Have you seen Moulin Rouge? Post-Victorian Paris setting but the musical numbers were all pop songs from the 21st-century, reinvented. As Scott already mentioned, the type of guitar-riffing that was used is not a sound of the 1950s, in which this show is set in. That type of sound wasn't around until the mid-60s. But unlike Moulin Rouge, which was hyper-stylized from beginning to end, with sets pieces that resembled musical staging/ video sets, and even a highly stylized form of cinematography, with the modern musical numbers worked alongside the post-Victorian settings: It consistently maintained a rockstar-Victorian theatre for the MTV-generation look throughout the film. Freak Show just injected a bit of modernity with the (poorly-rendered) musical number into an otherwise 1950s set. It didn't work.
The eccentricity of the musical number from Freak Show looked like it was shoehorned into a very ordinary-looking show. Visually, it reminded me of the type of aesthetic favored by Smashing Pumpkins' Mellon Collie and the Infinite Sadness phase.

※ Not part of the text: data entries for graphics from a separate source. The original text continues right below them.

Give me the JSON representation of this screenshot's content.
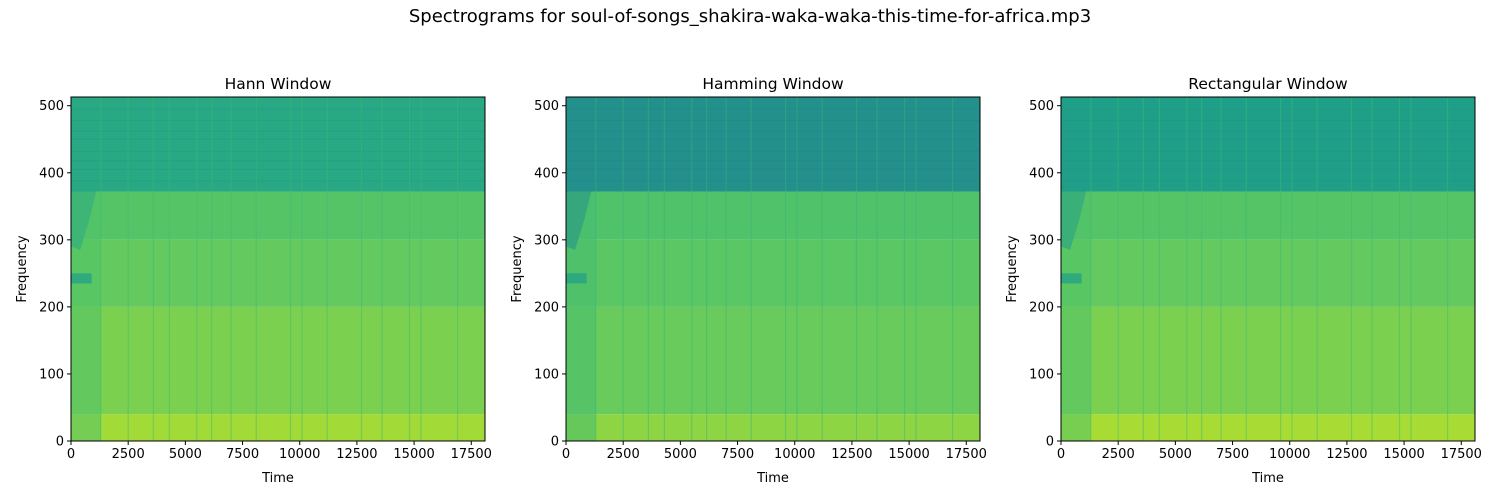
{
  "figure": {
    "suptitle": "Spectrograms for soul-of-songs_shakira-waka-waka-this-time-for-africa.mp3"
  },
  "chart_data": [
    {
      "type": "heatmap",
      "title": "Hann Window",
      "xlabel": "Time",
      "ylabel": "Frequency",
      "xlim": [
        0,
        18100
      ],
      "ylim": [
        0,
        513
      ],
      "xticks": [
        0,
        2500,
        5000,
        7500,
        10000,
        12500,
        15000,
        17500
      ],
      "yticks": [
        0,
        100,
        200,
        300,
        400,
        500
      ],
      "colormap": "viridis",
      "bands": [
        {
          "from": 0,
          "to": 40,
          "level": 0.86
        },
        {
          "from": 40,
          "to": 200,
          "level": 0.8
        },
        {
          "from": 200,
          "to": 300,
          "level": 0.76
        },
        {
          "from": 300,
          "to": 372,
          "level": 0.73
        },
        {
          "from": 372,
          "to": 513,
          "level": 0.6
        }
      ]
    },
    {
      "type": "heatmap",
      "title": "Hamming Window",
      "xlabel": "Time",
      "ylabel": "Frequency",
      "xlim": [
        0,
        18100
      ],
      "ylim": [
        0,
        513
      ],
      "xticks": [
        0,
        2500,
        5000,
        7500,
        10000,
        12500,
        15000,
        17500
      ],
      "yticks": [
        0,
        100,
        200,
        300,
        400,
        500
      ],
      "colormap": "viridis",
      "bands": [
        {
          "from": 0,
          "to": 40,
          "level": 0.83
        },
        {
          "from": 40,
          "to": 200,
          "level": 0.77
        },
        {
          "from": 200,
          "to": 300,
          "level": 0.74
        },
        {
          "from": 300,
          "to": 372,
          "level": 0.72
        },
        {
          "from": 372,
          "to": 513,
          "level": 0.5
        }
      ]
    },
    {
      "type": "heatmap",
      "title": "Rectangular Window",
      "xlabel": "Time",
      "ylabel": "Frequency",
      "xlim": [
        0,
        18100
      ],
      "ylim": [
        0,
        513
      ],
      "xticks": [
        0,
        2500,
        5000,
        7500,
        10000,
        12500,
        15000,
        17500
      ],
      "yticks": [
        0,
        100,
        200,
        300,
        400,
        500
      ],
      "colormap": "viridis",
      "bands": [
        {
          "from": 0,
          "to": 40,
          "level": 0.87
        },
        {
          "from": 40,
          "to": 200,
          "level": 0.8
        },
        {
          "from": 200,
          "to": 300,
          "level": 0.76
        },
        {
          "from": 300,
          "to": 372,
          "level": 0.73
        },
        {
          "from": 372,
          "to": 513,
          "level": 0.56
        }
      ]
    }
  ]
}
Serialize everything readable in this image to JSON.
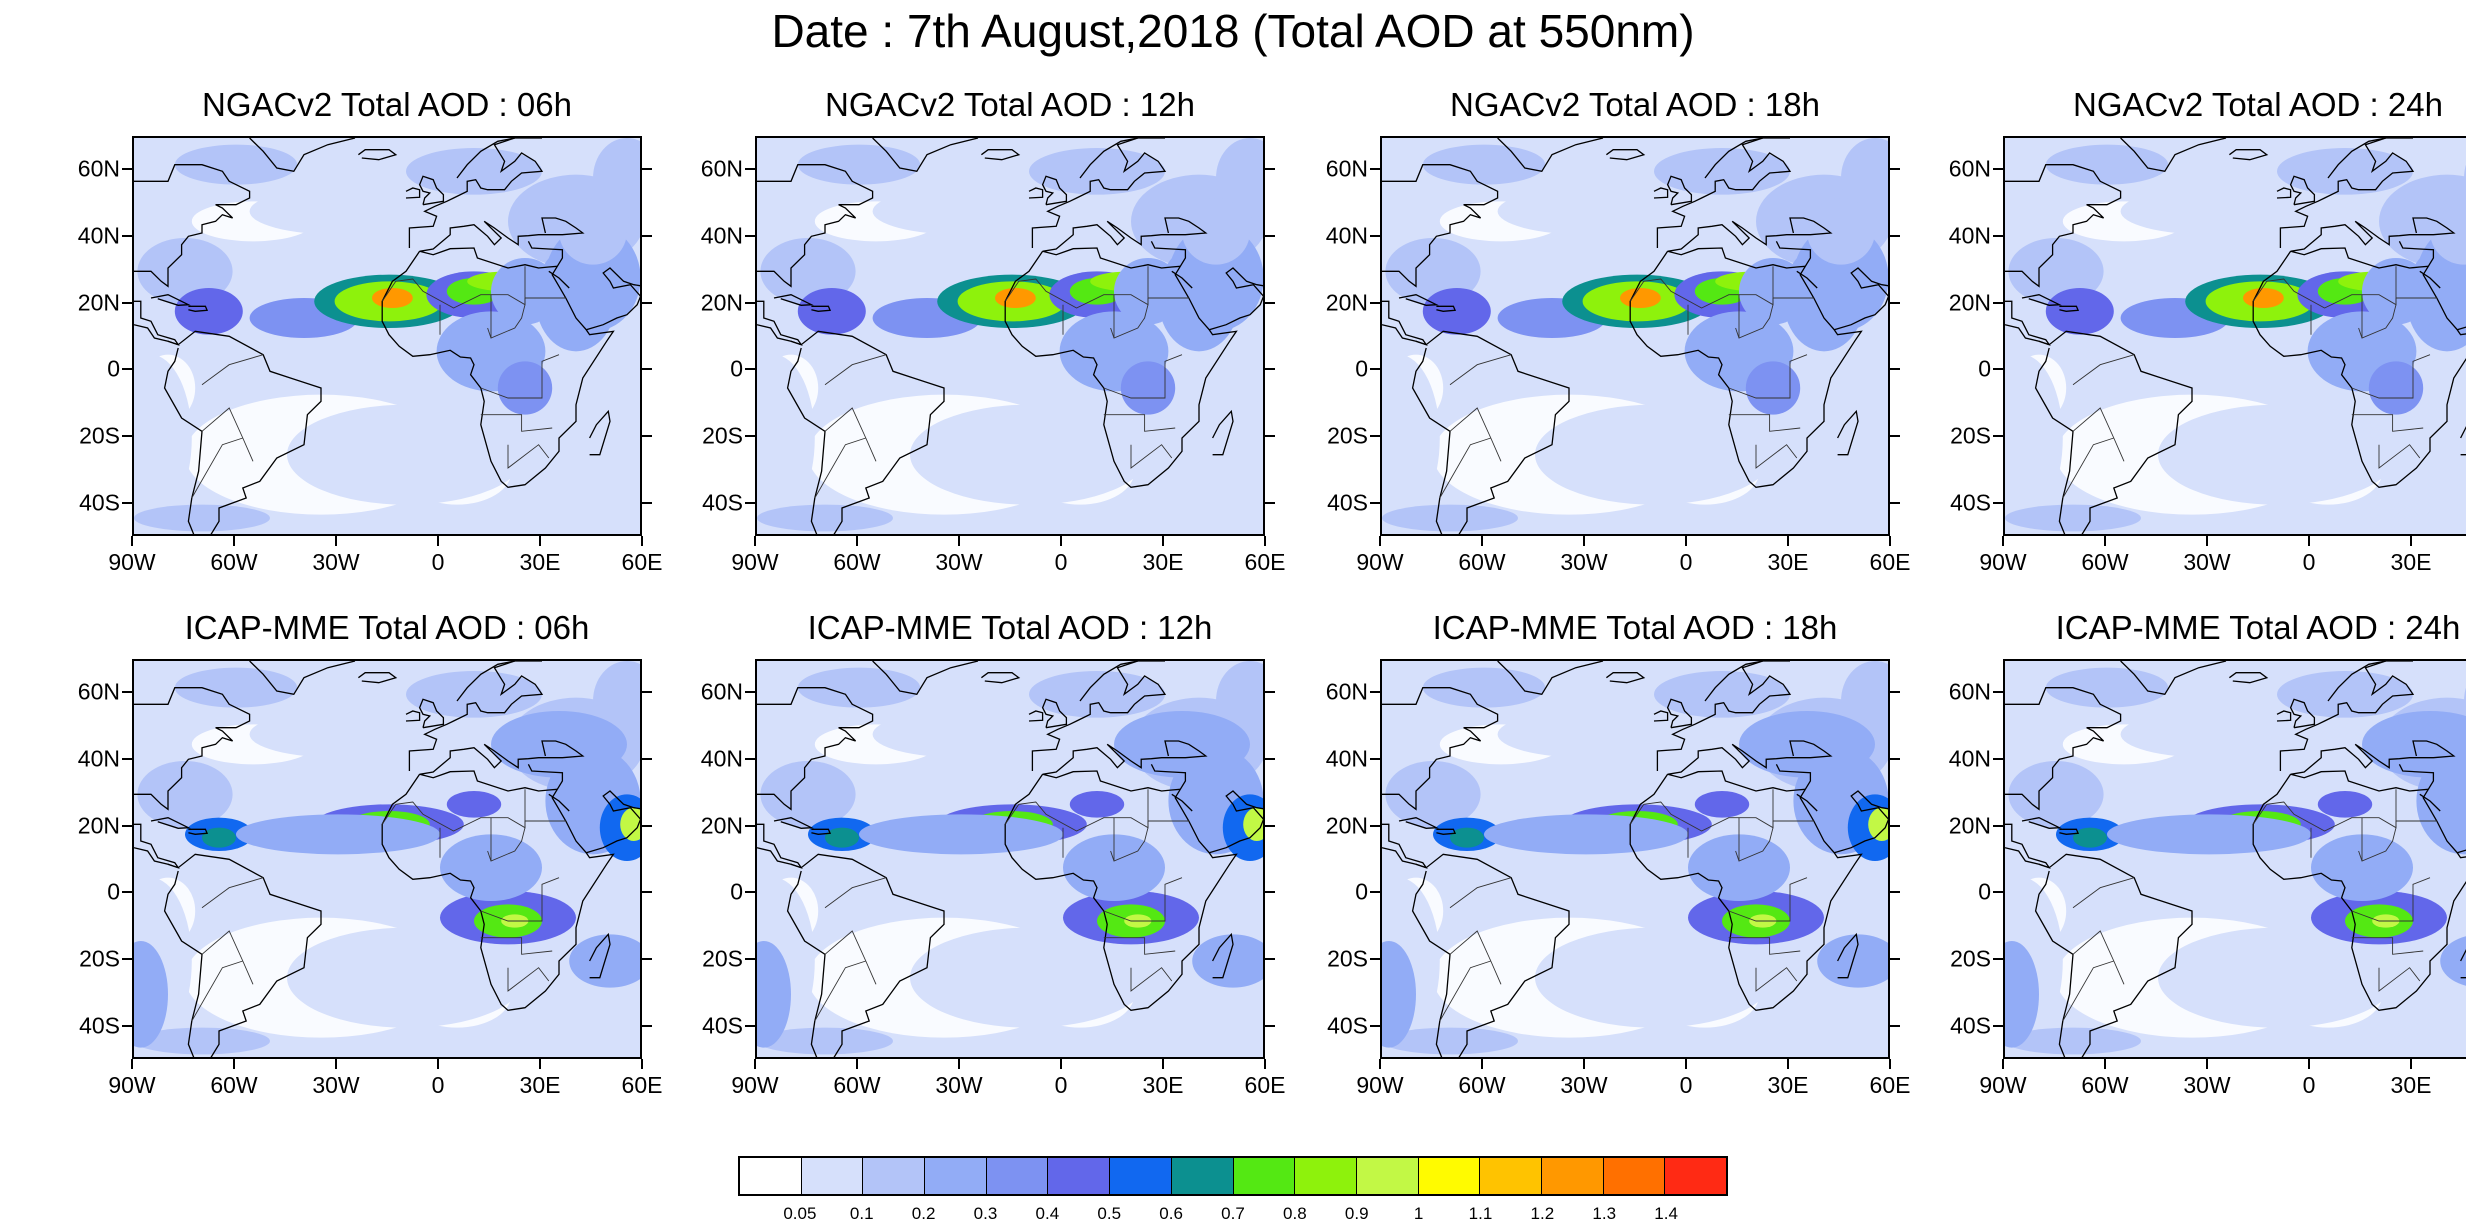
{
  "title": "Date : 7th August,2018 (Total AOD at 550nm)",
  "lat_labels": [
    "60N",
    "40N",
    "20N",
    "0",
    "20S",
    "40S"
  ],
  "lon_labels": [
    "90W",
    "60W",
    "30W",
    "0",
    "30E",
    "60E"
  ],
  "map_extent": {
    "lon_min": -90,
    "lon_max": 60,
    "lat_min": -50,
    "lat_max": 70
  },
  "panels": [
    {
      "title": "NGACv2 Total AOD : 06h",
      "model": "NGACv2",
      "hour": "06h"
    },
    {
      "title": "NGACv2 Total AOD : 12h",
      "model": "NGACv2",
      "hour": "12h"
    },
    {
      "title": "NGACv2 Total AOD : 18h",
      "model": "NGACv2",
      "hour": "18h"
    },
    {
      "title": "NGACv2 Total AOD : 24h",
      "model": "NGACv2",
      "hour": "24h"
    },
    {
      "title": "ICAP-MME Total AOD : 06h",
      "model": "ICAP-MME",
      "hour": "06h"
    },
    {
      "title": "ICAP-MME Total AOD : 12h",
      "model": "ICAP-MME",
      "hour": "12h"
    },
    {
      "title": "ICAP-MME Total AOD : 18h",
      "model": "ICAP-MME",
      "hour": "18h"
    },
    {
      "title": "ICAP-MME Total AOD : 24h",
      "model": "ICAP-MME",
      "hour": "24h"
    }
  ],
  "colorbar": {
    "labels": [
      "0.05",
      "0.1",
      "0.2",
      "0.3",
      "0.4",
      "0.5",
      "0.6",
      "0.7",
      "0.8",
      "0.9",
      "1",
      "1.1",
      "1.2",
      "1.3",
      "1.4"
    ],
    "colors": [
      "#ffffff",
      "#d6e0fb",
      "#b3c4f8",
      "#92acf6",
      "#7d92f2",
      "#6267ea",
      "#1168f0",
      "#0c9090",
      "#54e813",
      "#8ef20c",
      "#c2f845",
      "#fffb00",
      "#ffc300",
      "#ff9800",
      "#ff7000",
      "#ff2a14"
    ]
  },
  "land_color": "#ffffff",
  "border_color": "#333333"
}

I'd highly recommend you'd check the sound, as well as their visual style for that period of their career if you're not familiar with it. They were all so striking and fit the post-punk/baroque-rock of their sound so wonderfully. (Not to mention the deeply-saturated and overexposed photography of the Freak Show musical number had a very mid-90s vibe-- instantly reminds me of Hole's videos-- which were also very similar to Smashing Pumpkins' aesthetic.) Seems like Ryan can't help himself and must always ram in a musical number; I guess the context of this number isn't so horrible compared to the ones in Coven and Asylum-- it was just the execution that was very weak, to me.
Visually, I'd prefer the show's atmosphere to resemble more of the campaign's imagery and vibe if they wanted to be stylishly creepy: Go all the way with a Floria Sigismondi look and feel. Or just stick to a plain-jane look and have the disturbing elements of the story unfold to create atmosphere (Like Cannibal Holocaust). The way it is now, it just comes off either lazy, or the budget didn't allow it to go all the way.
Scott: Puddles the Clown (with his amazing voice) is more unpredictably unhinged, more creepy, than this one. This one is way too Clown-wannabe from Spawn (who, if you're not familiar with the Spawn comic, was based on, and is named Gacy. Creepy.)